CNMP aprova proposta que proíbe exames ginecológicos invasivos nas perícias de concursos do MP

Redação

ergio Almeida (Secom/CNMP).

Conselheira Sandra Krieger

O Plenário do Conselho Nacional do Ministério Público (CNMP) aprovou, por unanimidade, nesta terça-feira, 12 de novembro, a proposta de resolução que veda a exigência de apresentação de exames ginecológicos durante as perícias física e mental realizadas nos concursos de ingresso às carreiras do Ministério Público. A aprovação ocorreu durante a 17ª Sessão Ordinária de 2019.

Com a aprovação da proposta, será acrescentado o §3º ao artigo 23 da Resolução CNMP nº 14/2006, que estabelece normas gerais para a aferição da saúde física e mental no ingresso às carreiras do Ministério Público.
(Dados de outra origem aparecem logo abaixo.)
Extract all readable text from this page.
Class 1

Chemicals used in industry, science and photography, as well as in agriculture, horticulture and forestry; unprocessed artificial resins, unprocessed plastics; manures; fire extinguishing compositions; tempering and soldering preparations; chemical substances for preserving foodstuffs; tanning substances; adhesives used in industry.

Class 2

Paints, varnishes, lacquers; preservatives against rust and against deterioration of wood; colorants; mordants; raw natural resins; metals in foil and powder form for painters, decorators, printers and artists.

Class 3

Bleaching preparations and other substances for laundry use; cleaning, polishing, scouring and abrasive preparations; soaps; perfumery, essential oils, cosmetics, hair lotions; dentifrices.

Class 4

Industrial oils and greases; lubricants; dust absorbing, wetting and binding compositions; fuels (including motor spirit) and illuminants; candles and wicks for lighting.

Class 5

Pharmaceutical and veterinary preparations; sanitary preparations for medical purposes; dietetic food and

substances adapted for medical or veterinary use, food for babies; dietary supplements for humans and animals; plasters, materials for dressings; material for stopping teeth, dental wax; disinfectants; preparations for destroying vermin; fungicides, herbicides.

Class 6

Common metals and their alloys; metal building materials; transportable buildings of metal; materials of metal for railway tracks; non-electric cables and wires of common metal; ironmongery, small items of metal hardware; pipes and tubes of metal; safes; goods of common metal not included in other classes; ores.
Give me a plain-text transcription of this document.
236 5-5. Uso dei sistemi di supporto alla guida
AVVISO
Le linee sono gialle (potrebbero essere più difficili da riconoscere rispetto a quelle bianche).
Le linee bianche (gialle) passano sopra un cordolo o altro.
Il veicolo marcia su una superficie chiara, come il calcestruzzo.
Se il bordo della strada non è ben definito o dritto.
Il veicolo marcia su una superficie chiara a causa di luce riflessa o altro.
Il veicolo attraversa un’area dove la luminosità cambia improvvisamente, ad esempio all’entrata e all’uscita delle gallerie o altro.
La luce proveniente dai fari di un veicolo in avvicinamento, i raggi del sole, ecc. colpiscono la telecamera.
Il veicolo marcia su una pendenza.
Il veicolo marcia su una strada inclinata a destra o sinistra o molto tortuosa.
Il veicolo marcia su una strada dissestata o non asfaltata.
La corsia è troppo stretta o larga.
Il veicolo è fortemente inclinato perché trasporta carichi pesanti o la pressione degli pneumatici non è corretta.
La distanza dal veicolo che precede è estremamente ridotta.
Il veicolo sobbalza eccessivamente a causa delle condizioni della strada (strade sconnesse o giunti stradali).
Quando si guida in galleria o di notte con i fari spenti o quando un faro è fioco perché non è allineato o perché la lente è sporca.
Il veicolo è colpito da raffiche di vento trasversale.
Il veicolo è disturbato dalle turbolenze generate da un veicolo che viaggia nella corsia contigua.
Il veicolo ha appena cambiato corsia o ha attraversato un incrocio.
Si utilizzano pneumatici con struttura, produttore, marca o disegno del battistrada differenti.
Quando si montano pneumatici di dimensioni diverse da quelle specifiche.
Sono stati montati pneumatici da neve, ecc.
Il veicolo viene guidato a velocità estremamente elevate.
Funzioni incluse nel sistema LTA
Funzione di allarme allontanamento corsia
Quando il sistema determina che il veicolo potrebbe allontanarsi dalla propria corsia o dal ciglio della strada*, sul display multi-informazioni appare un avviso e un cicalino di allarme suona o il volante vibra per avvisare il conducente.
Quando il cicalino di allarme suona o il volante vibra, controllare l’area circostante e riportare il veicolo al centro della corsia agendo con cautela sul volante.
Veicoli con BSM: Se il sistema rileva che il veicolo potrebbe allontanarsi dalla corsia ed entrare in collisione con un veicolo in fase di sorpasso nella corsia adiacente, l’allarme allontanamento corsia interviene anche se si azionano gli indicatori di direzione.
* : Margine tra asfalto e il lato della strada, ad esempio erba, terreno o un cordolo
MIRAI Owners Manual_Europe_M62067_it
A proposição, apresentada pelo conselheiro Valter Shuenquener, na 8ª Sessão Ordinária de 2018, teve como relatora a conselheira Sandra Krieger.

De acordo com a conselheira, a exigência indiscriminada dos exames ginecológicos específicos, muitas vezes invasivos e com resultados não pontuais para qualquer mulher ingressante no serviço público não se apresenta razoável para demonstração do gozo de higidez física e mental para o desempenho das funções.

“Frise-se que a exigência de exames ginecológicos, a exemplo da colposcopia e da colpocitologia oncótica (Papanicolau), exames preventivos de colo de útero e do exame de mama como requisito de investidura em cargo público para candidatas já aprovadas em concurso configura medida discriminatória e abusiva, devendo ser eliminada”, argumentou Sandra Krieger.

Ainda para a relatora, “o Ministério Público brasileiro, instituição permanente, essencial à função jurisdicional do Estado, incumbido da defesa da ordem jurídica, do regime democrático e dos interesses sociais e individuais indisponíveis, deve permanecer firme no propósito de assegurar a igualdade de gênero, não podendo se permitir refutar a aplicação de princípios e regras que vedam a adoção de práticas discriminatórias e limitativas para efeito de acesso à relação de trabalho, ou de sua manutenção”.

Para finalizar, Sandra Krieger disse que, apesar de a realização de exames ginecológicos ser recomendável, a exigência sem específica recomendação médica afronta o direito à intimidade e à privacidade da mulher, obrigando-a a realizar exames preventivos ou ter diagnósticos de riscos para enfermidades, razão pela qual não podem os órgãos ministeriais imporem essa condição para admissão nos quadros de pessoal da Administração Pública.

Processo:  1.00449/2018-78 (proposição).